第1 売買契約を成立させるための過程で、顧客から質問を受ける場面
・一般消費者の法的な意識は、以前とは比較にならないくらいに高まっており、自らの立場がどのようなものであって、どのようにして契約を成立させるのかについて、高い関心をもっているために、専門家である不動産業者は、さまざまな質問を受けます。
・しかし、多くの場合に一般消費者は情報の整理ができていません。顧客の疑問に対して的確な回答をするためには、不動産業者には契約不適合責任についての深い理解が求められます。
第2 契約書の案文作成と、物件状況報告書・設備表を準備する場面
・引き渡された目的物が契約に適合しているかどうかは、契約内容によって決まりますから、契約を締結する時点において、どのような目的物が引き渡されるべきなのか売主と買主の間で疑義がないように明示しておくべきです。
・契約書の本文や特約で引き渡すべき土地建物や設備のあり様を記載するとともに、物件状況報告書・設備表に不備がなく、誤解が生じないようにしておくことが、重要になります。
・契約不適合があった場合に、買主がいかなる救済手段をとることができるかについても、契約で取り決めておくことができます。
・特約は、社会常識に合致し、売主と買主の衡平を損なうことがないように配慮する必要がありますが、不動産業者が特約の案文を作成するに際しては、民法の契約不適合の仕組みを会得しておくことがその前提になります。

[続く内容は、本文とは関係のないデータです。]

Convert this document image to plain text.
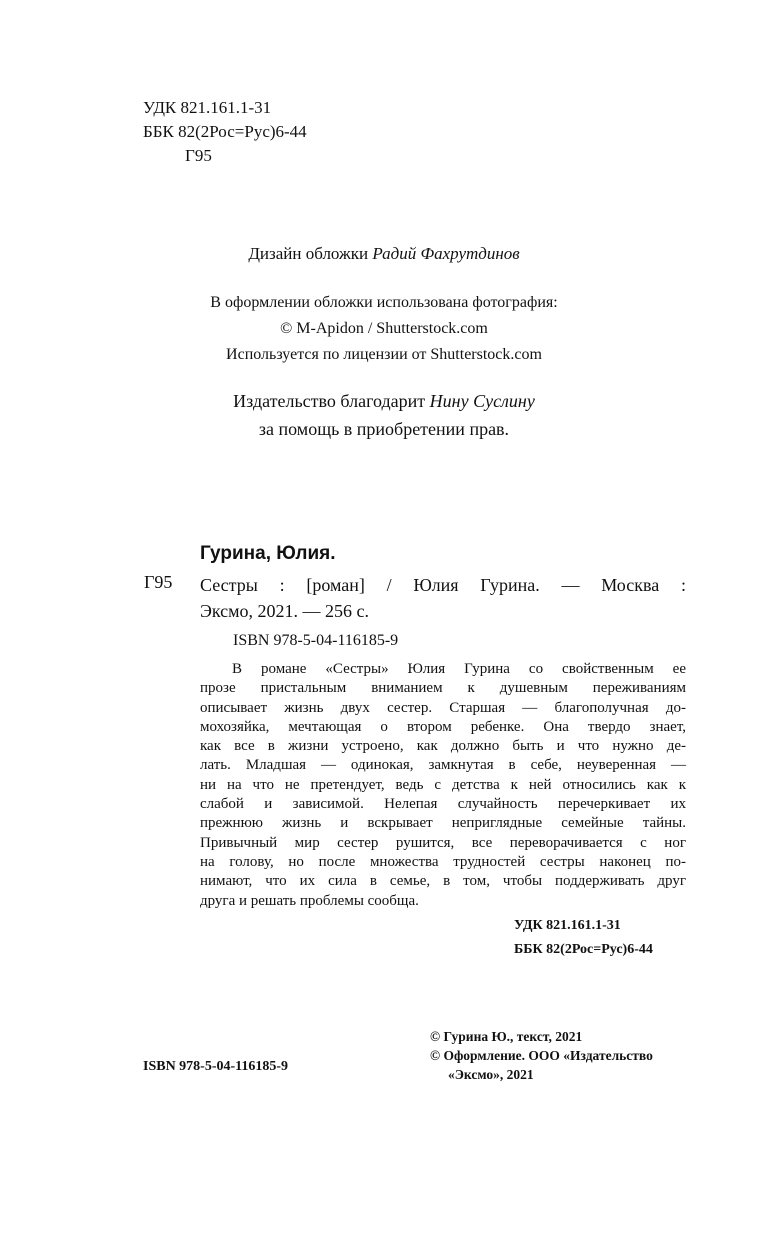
УДК 821.161.1-31
ББК 82(2Рос=Рус)6-44
Г95
Дизайн обложки Радий Фахрутдинов
В оформлении обложки использована фотография:
© M-Apidon / Shutterstock.com
Используется по лицензии от Shutterstock.com
Издательство благодарит Нину Суслину
за помощь в приобретении прав.
Гурина, Юлия.
Г95 Сестры : [роман] / Юлия Гурина. — Москва :
Эксмо, 2021. — 256 с.
ISBN 978-5-04-116185-9
В романе «Сестры» Юлия Гурина со свойственным ее
прозе пристальным вниманием к душевным переживаниям
описывает жизнь двух сестер. Старшая — благополучная до-
мохозяйка, мечтающая о втором ребенке. Она твердо знает,
как все в жизни устроено, как должно быть и что нужно де-
лать. Младшая — одинокая, замкнутая в себе, неуверенная —
ни на что не претендует, ведь с детства к ней относились как к
слабой и зависимой. Нелепая случайность перечеркивает их
прежнюю жизнь и вскрывает неприглядные семейные тайны.
Привычный мир сестер рушится, все переворачивается с ног
на голову, но после множества трудностей сестры наконец по-
нимают, что их сила в семье, в том, чтобы поддерживать друг
друга и решать проблемы сообща.
УДК 821.161.1-31
ББК 82(2Рос=Рус)6-44
© Гурина Ю., текст, 2021
© Оформление. ООО «Издательство
«Эксмо», 2021
ISBN 978-5-04-116185-9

第3 契約不適合が実際に問題になった場面でも、当然に何が契約不適合になるのかがわかっている必要があります。
・仲介業者は、契約成立に尽力するとともに、契約が当事者の満足する状態において完了するところまで、当事者の間に入って調整をすることがその役割です。
・契約不適合の問題が生じた場合に適切な結論を導くことは、売買契約の最後の重要な場面である引渡しが円満に行われることと、表裏の関係となります。
〇契約不適合の要因は物理的な要因に限らない。
引き渡された目的物が契約の内容に適合しない場合には、物理的な要因(土壌汚染、地中埋設物、雨漏り、シロアリ被害等)のみならず、心理的要因(事故物件等)、法的要因(法令による制限)又は環境的要因(騒音・振動等、近隣の反社会的勢力の事務所等)も、契約の内容によっては契約不適合責任の対象となります。事故物件であることを減価要因として織り込んだ契約内容であれば、その旨を特約で明確にした契約書の起案が必要です。